The Survivors: Those who survived the experiments became the first test subjects for the control chips. What happened to them afterward remains unknown.
How This Ties to Season 2's Plot
Vault 24 isn't just backstory. It's central to everything.
Lucy's Transformation: Seeing Vault 24 changes Lucy fundamentally. She grew up believing vaults were safety. Now she understands they were laboratories.
The Ghoul's Recognition: Cooper Howard remembers the pre-war whispers about "special projects." He knew Vault-Tec was corrupt. He didn't know how deep it went.

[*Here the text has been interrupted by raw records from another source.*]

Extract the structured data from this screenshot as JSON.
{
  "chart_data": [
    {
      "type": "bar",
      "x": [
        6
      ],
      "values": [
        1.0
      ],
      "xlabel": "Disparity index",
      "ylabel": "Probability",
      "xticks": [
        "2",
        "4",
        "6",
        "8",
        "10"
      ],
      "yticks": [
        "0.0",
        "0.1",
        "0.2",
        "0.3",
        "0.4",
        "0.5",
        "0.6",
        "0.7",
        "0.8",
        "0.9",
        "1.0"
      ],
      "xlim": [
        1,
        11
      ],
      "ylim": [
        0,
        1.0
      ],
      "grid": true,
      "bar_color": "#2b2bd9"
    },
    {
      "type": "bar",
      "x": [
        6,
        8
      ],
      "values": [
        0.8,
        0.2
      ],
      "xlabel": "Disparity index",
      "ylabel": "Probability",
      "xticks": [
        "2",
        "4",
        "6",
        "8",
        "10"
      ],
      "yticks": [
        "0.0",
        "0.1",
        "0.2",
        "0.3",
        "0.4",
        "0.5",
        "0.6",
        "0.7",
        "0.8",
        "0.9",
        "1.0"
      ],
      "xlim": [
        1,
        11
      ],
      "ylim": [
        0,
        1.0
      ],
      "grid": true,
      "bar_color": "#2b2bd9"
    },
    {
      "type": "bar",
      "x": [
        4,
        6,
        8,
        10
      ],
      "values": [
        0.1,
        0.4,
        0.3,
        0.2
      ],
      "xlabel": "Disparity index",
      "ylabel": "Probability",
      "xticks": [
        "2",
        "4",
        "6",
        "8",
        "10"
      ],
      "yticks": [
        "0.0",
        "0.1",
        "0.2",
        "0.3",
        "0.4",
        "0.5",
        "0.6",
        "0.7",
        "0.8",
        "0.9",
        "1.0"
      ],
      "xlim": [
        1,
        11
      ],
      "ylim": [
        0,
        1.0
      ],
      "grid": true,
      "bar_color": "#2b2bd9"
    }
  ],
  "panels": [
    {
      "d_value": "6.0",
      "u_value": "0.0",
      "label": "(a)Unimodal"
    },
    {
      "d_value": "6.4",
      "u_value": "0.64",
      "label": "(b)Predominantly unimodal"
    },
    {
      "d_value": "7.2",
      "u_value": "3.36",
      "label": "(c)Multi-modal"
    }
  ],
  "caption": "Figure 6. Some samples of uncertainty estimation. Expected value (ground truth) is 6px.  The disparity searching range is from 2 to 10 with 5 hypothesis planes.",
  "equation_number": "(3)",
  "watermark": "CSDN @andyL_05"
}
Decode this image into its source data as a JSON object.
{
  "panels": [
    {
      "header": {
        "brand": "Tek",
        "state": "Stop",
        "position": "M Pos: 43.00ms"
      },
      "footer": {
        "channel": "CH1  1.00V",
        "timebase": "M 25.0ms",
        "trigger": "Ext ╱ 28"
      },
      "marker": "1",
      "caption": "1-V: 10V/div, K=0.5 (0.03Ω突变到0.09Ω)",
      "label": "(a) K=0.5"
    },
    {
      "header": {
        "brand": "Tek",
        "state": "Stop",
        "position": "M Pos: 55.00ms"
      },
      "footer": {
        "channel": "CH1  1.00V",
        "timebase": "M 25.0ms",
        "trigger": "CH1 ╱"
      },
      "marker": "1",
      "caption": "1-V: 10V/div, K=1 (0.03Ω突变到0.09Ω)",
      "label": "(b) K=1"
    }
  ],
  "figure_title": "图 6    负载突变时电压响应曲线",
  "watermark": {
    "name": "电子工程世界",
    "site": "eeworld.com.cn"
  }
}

Hank's Mission: Lucy's father is bringing the perfected technology to House. The research that started in Vault 24 is about to be deployed on a massive scale.
The Stakes: If House gets what Hank is delivering, he can control New Vegas completely. Every human in the city could become a puppet.
Why It Matters: Vault 24 represents Fallout's core theme: the pre-war world destroyed itself not through foreign enemies, but through its own corruption. The monsters were always inside.
Connections to Fallout: New Vegas
The show rewards game players with deep cuts.
Terminal Entries: New Vegas contained fragmentary references to Vault 24. Terminals in other locations mentioned it as a "secure research facility."
The Platinum Chip: The games featured House's Platinum Chip—a data storage device. The show's mind control chip may be an evolution of related technology.
Big MT: Fallout: New Vegas's Old World Blues DLC explored pre-war science gone wrong. Vault 24 fits perfectly into that tradition.
The Institute: Fallout 4's synths raised similar questions about consciousness and control. Vault 24's technology is the ancestor of those themes.
For New Viewers: You don't need game knowledge to understand Vault 24. The show explains everything. But long-time fans will appreciate the connections.